It seemed as though Goldsmith put a lot of effort into this score, and occasionally the music is rousing, evocative and mysterious – but to me, four fifths of the score suffers from those ‘faults’ that have afflicted most of Goldsmith’s work during the 90s. Firstly, there is the often banal and repetitive action music that is frequently way too loud, clumsy and hollow-sounding. Secondly, much of the score has a staccato-character, by that I mean the music is jerky with too many highs and lows and not enough smooth ambience – though THE GHOST AND THE DARKNESS does contain far more atmospheric scoring (such as the whispering sampled voices and whistles) than most of Goldsmiths 90s scores.

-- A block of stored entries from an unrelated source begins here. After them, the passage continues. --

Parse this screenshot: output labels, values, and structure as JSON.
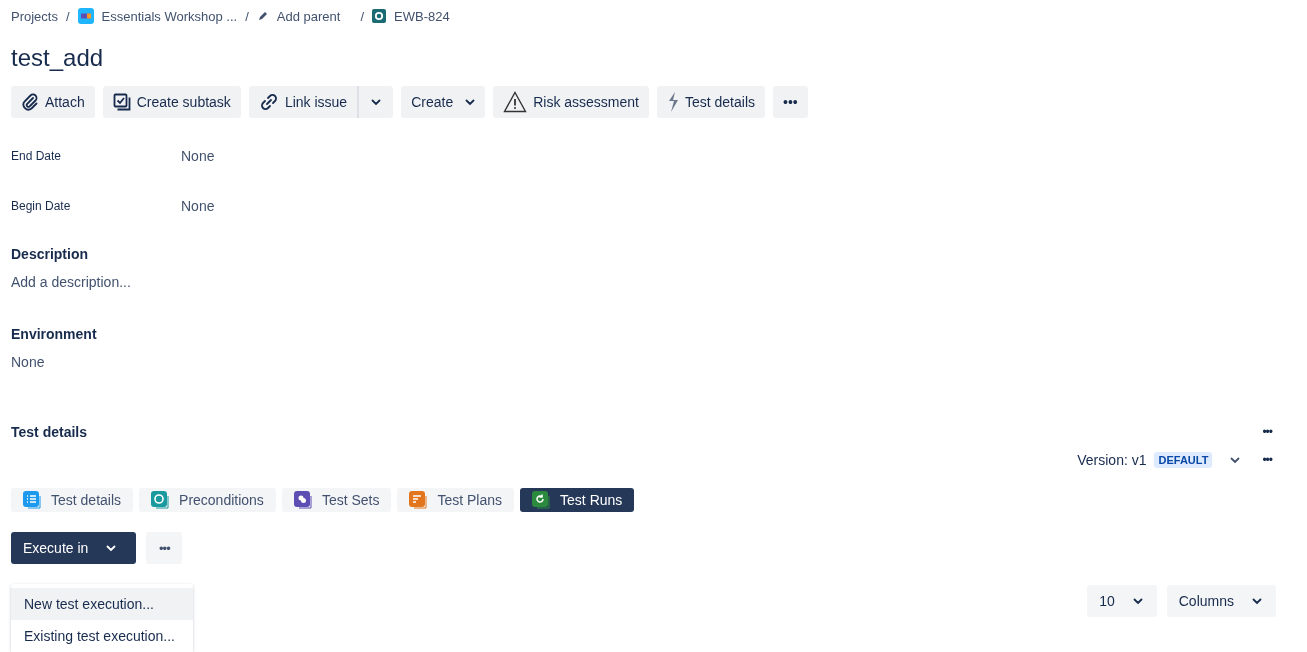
{
  "breadcrumbs": [
    {
      "label": "Projects",
      "separator": "/"
    },
    {
      "label": "Essentials Workshop ...",
      "separator": "/"
    },
    {
      "label": "Add parent",
      "separator": "/"
    },
    {
      "label": "EWB-824"
    }
  ],
  "title": "test_add",
  "toolbar": [
    {
      "label": "Attach",
      "kind": "button"
    },
    {
      "label": "Create subtask",
      "kind": "button"
    },
    {
      "label": "Link issue",
      "kind": "split"
    },
    {
      "label": "Create",
      "kind": "dropdown"
    },
    {
      "label": "Risk assessment",
      "kind": "button"
    },
    {
      "label": "Test details",
      "kind": "button"
    },
    {
      "label": "•••",
      "kind": "button"
    }
  ],
  "fields": [
    {
      "label": "End Date",
      "value": "None"
    },
    {
      "label": "Begin Date",
      "value": "None"
    }
  ],
  "sections": [
    {
      "heading": "Description",
      "placeholder": "Add a description..."
    },
    {
      "heading": "Environment",
      "value": "None"
    }
  ],
  "test_details": {
    "heading": "Test details",
    "more": "•••",
    "version": "Version: v1",
    "badge": "DEFAULT",
    "version_more": "•••",
    "tabs": [
      {
        "label": "Test details",
        "color": "#1d9aee",
        "selected": false
      },
      {
        "label": "Preconditions",
        "color": "#1a9a9e",
        "selected": false
      },
      {
        "label": "Test Sets",
        "color": "#5e4db2",
        "selected": false
      },
      {
        "label": "Test Plans",
        "color": "#e2761f",
        "selected": false
      },
      {
        "label": "Test Runs",
        "color": "#2b8a3e",
        "selected": true
      }
    ],
    "execute_button": "Execute in",
    "more_button": "•••",
    "menu": [
      "New test execution...",
      "Existing test execution..."
    ],
    "page_size": "10",
    "columns_button": "Columns"
  }
}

Indeed, despite the array of electronics utilized, the score is often too symphonic and orchestral at the wrong time. The lion-attack scenes were overwhelmed by shattering brass and acoustic drums – it was just too bombastic. On the other hand, though there were some lovely romantic-symphonic moments, not enough was made of the opportunities afforded Goldsmith. Look what Yared did for THE ENGLISH PATIENT - a gorgeous orchestral score with a memorable and dynamite main theme. And that brings me on to the third problem area in Goldsmith’s scoring of THE GHOST AND THE DARKNESS - the thematic material.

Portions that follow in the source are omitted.